Для Ула поставили ещё до его прибытия тарелку с жареной икрой и копчеными угрями. Хэйд вздел бровь, напоминая о вопросе, заданном третьего дня. Ул нехотя, презирая себя, добыл из-за пазухи плотный кожаный конверт, из него вынул очень плотный бумажный, а оттуда — три приглашения.

— Я предатель, — мрачно выдавил Ул.

— Она будет рада, гости ценные, — пообещал Хэйд. — Но это мои гости, важно соблюдать тонкие моменты. Тебе не понять… ты простак, хитрый простак. Особенная порода, редкая. Мог ли я думать, что приобрету нужное всего лишь за безделушку?

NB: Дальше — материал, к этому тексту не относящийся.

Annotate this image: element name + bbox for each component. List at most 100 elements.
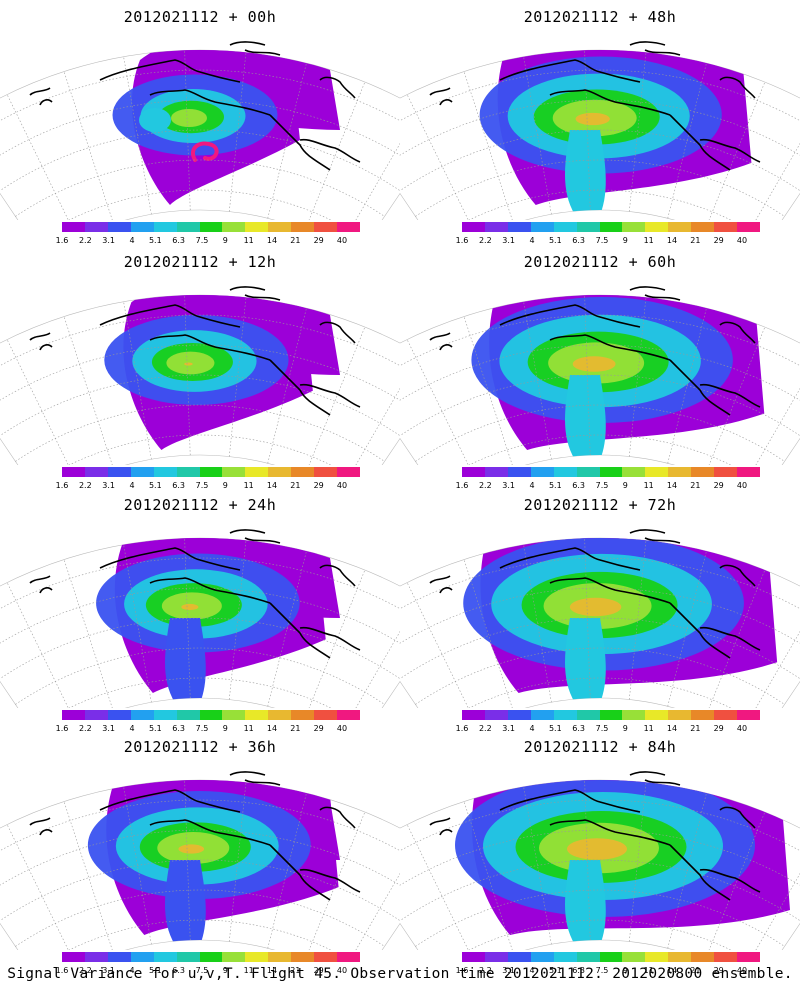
variance-plume-south bbox=[565, 130, 606, 215]
latitude-line bbox=[68, 434, 332, 465]
colorbar-swatch bbox=[107, 952, 131, 962]
colorbar-swatch bbox=[737, 952, 760, 962]
colorbar-swatch bbox=[553, 467, 577, 477]
meridian-line bbox=[463, 316, 513, 465]
meridian-line bbox=[63, 71, 113, 220]
colorbar-swatch bbox=[668, 467, 692, 477]
colorbar-swatch bbox=[84, 467, 108, 477]
colorbar-tick-label: 14 bbox=[266, 724, 278, 733]
colorbar-swatch bbox=[691, 222, 715, 232]
colorbar-swatch bbox=[62, 952, 85, 962]
colorbar-swatch bbox=[176, 222, 200, 232]
colorbar-tick-label: 3.1 bbox=[102, 966, 116, 975]
latitude-line bbox=[0, 344, 400, 401]
colorbar-swatch bbox=[314, 952, 338, 962]
colorbar-tick-label: 40 bbox=[336, 236, 348, 245]
forecast-map bbox=[400, 286, 800, 465]
coastline bbox=[669, 844, 731, 901]
colorbar-tick-label: 21 bbox=[290, 236, 301, 245]
meridian-line bbox=[667, 62, 707, 219]
colorbar-swatch bbox=[62, 467, 85, 477]
coastline bbox=[719, 76, 756, 99]
latitude-line bbox=[468, 919, 732, 950]
meridian-line bbox=[267, 62, 307, 219]
latitude-line bbox=[400, 829, 800, 886]
coastlines bbox=[29, 529, 361, 659]
meridian-line bbox=[523, 544, 552, 703]
variance-contour-5 bbox=[181, 603, 199, 611]
colorbar-tick-label: 9 bbox=[222, 966, 228, 975]
colorbar-swatch bbox=[153, 222, 177, 232]
meridian-line bbox=[228, 297, 247, 457]
colorbar-swatch bbox=[645, 952, 669, 962]
latitude-line bbox=[0, 69, 400, 122]
panel-title: 2012021112 + 72h bbox=[523, 496, 677, 514]
meridian-line bbox=[523, 56, 552, 215]
colorbar-swatch bbox=[622, 222, 646, 232]
meridian-line bbox=[123, 56, 152, 215]
latitude-line bbox=[0, 587, 400, 644]
coastline bbox=[499, 547, 641, 571]
coastline bbox=[319, 321, 356, 344]
colorbar-tick-label: 4 bbox=[529, 236, 535, 245]
colorbar-swatch bbox=[714, 222, 738, 232]
meridian-line bbox=[184, 780, 191, 941]
meridian-line bbox=[184, 50, 191, 211]
colorbar bbox=[462, 222, 760, 232]
colorbar-swatch bbox=[107, 467, 131, 477]
colorbar-swatch bbox=[576, 467, 600, 477]
coastlines bbox=[429, 41, 761, 171]
colorbar-tick-label: 11 bbox=[243, 724, 254, 733]
coastline bbox=[669, 114, 731, 171]
forecast-map bbox=[0, 41, 400, 220]
coastline bbox=[669, 359, 731, 416]
colorbar-tick-label: 29 bbox=[313, 236, 324, 245]
latitude-line bbox=[15, 404, 385, 462]
colorbar-tick-label: 3.1 bbox=[502, 966, 516, 975]
coastline bbox=[549, 577, 671, 604]
colorbar-swatch bbox=[668, 222, 692, 232]
colorbar-swatch bbox=[645, 222, 669, 232]
meridian-line bbox=[584, 50, 591, 211]
meridian-line bbox=[406, 94, 469, 220]
latitude-line bbox=[400, 617, 800, 680]
colorbar-swatch bbox=[462, 952, 485, 962]
forecast-panel: 2012021112 + 00h 1.6 2.2 3.1 4 5.1 6.3 7.5 9 11 14… bbox=[0, 0, 400, 245]
colorbar-tick-label: 7.5 bbox=[195, 481, 209, 490]
colorbar-tick-label: 2.2 bbox=[478, 724, 492, 733]
colorbar-tick-label: 9 bbox=[222, 724, 228, 733]
colorbar-tick-label: 9 bbox=[622, 236, 628, 245]
colorbar-tick-label: 14 bbox=[666, 724, 678, 733]
variance-plume-south bbox=[165, 618, 206, 703]
colorbar-ticks: 1.6 2.2 3.1 4 5.1 6.3 7.5 9 11 14 21 29 40 bbox=[56, 481, 356, 491]
meridian-line bbox=[6, 824, 69, 950]
meridian-line bbox=[584, 295, 591, 456]
meridian-line bbox=[228, 540, 247, 700]
colorbar bbox=[62, 952, 360, 962]
colorbar-tick-label: 5.1 bbox=[548, 236, 562, 245]
colorbar-tick-label: 40 bbox=[736, 966, 748, 975]
meridian-line bbox=[308, 569, 366, 708]
latitude-line bbox=[15, 159, 385, 217]
colorbar-tick-label: 1.6 bbox=[455, 966, 469, 975]
colorbar-swatch bbox=[199, 952, 223, 962]
forecast-panel: 2012021112 + 24h 1.6 2.2 3.1 4 5.1 6.3 7.5 9 11 14… bbox=[0, 488, 400, 733]
colorbar-tick-label: 7.5 bbox=[595, 481, 609, 490]
colorbar-swatch bbox=[576, 952, 600, 962]
variance-spot bbox=[139, 108, 171, 132]
meridian-line bbox=[667, 550, 707, 707]
latitude-line bbox=[415, 159, 785, 217]
latitude-line bbox=[415, 647, 785, 705]
coastline bbox=[29, 575, 53, 594]
colorbar-swatch bbox=[199, 710, 223, 720]
colorbar bbox=[62, 222, 360, 232]
variance-plume-south bbox=[565, 860, 606, 945]
latitude-line bbox=[415, 889, 785, 947]
colorbar-tick-label: 14 bbox=[266, 966, 278, 975]
meridian-line bbox=[123, 786, 152, 945]
colorbar-swatch bbox=[622, 952, 646, 962]
colorbar-tick-label: 3.1 bbox=[102, 481, 116, 490]
colorbar-swatch bbox=[484, 467, 508, 477]
colorbar-tick-label: 11 bbox=[643, 481, 654, 490]
colorbar-tick-label: 40 bbox=[736, 481, 748, 490]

— Подарок Монзу, — покраснел Ул.

Дохлятина с пониманием кивнул и дотронулся до колокольчика. Слуга немедленно внес вожделенный набор с безупречными перьями и кистями, с пятью флаконами неразбавленного золота и пятью переплетами телячьей кожи. Ул осмотрел сокровище и не нашел изъяна. На душе стало тяжело… но тепло. С Хэйдом всегда так: не понять, к добру ли польза и во вред ли коварство.

— Вот ещё, за это заплатил красноглазый выродок, — с особым удовлетворением выговорил Хэйд и взял с сиденья пустого кресла бумаги, припрятанные до поры. — Не могу понять… род Боув состоит из людей и принадлежит нашему миру. Как он может быть родственен чуждой бессмерти?

Ул потянулся, вырвал бумаги, опередив обманное движение Дохлятины и сломав игру в рыбака и глупую рыбу на крюке любопытства. Разворачивая бумаги, Ул успешно игнорировал сказанное.

— То есть часть ответа знаешь, — сыто облизнулся Хэйд, пародируя поведение Лоэна за столом, обычное и для Дорна.

— Ха! Где искать ваших предков, вот вопрос. В какой такой дыре и норе. — Ул выразительно покосился на копченого угря, гибкого и червеподобного.

— Значит, они ходили к нам свободно, — как обычно, Дохлятина сделал на пустом месте интересный вывод. — Но затем нечто блокировало путь. Тогда кто или что впустило дракона? Не молчать! — рука Хэйда звонко впечаталась в стол. — Если я не знаю ответа, не дам и защиты. Ответ, будь уверен, ищу не только я. Ответ и тебя. Кое-кто полагает, это одно и то же. Кое-кто полагает: нет мальчишки — нет и угрозы.

— Ой-й, — поразился Ул и прикусил язык.

Развернутая бумага оказалась гербовой, то есть особенного сорта, вдобавок с печатями князя и канцлера. А ещё с простеньким гербом в середине, под первой частью текста, над заверениями свидетелей в подлинности и добровольности подписей, расставленных ниже.

Сам лист представлял собой всемилостивое дарование нобского звания Клогу хэш Улу, имеющему дар белой ветви, подтвержденный зрением самого графа Орсо.

— Ну и влип я, — ужаснулся Ул, холодея от осознания того, что с ним сотворили друзья. — Мне оно не надо! Эй…

— Ты просил хэша Боува о настоящем имени? — усмехнулся Хэйд. — Он всегда исполняет просьбы друзей. Его отец был не менее щепетилен. Бери и изволь искренне благодарить. Бумага того стоит.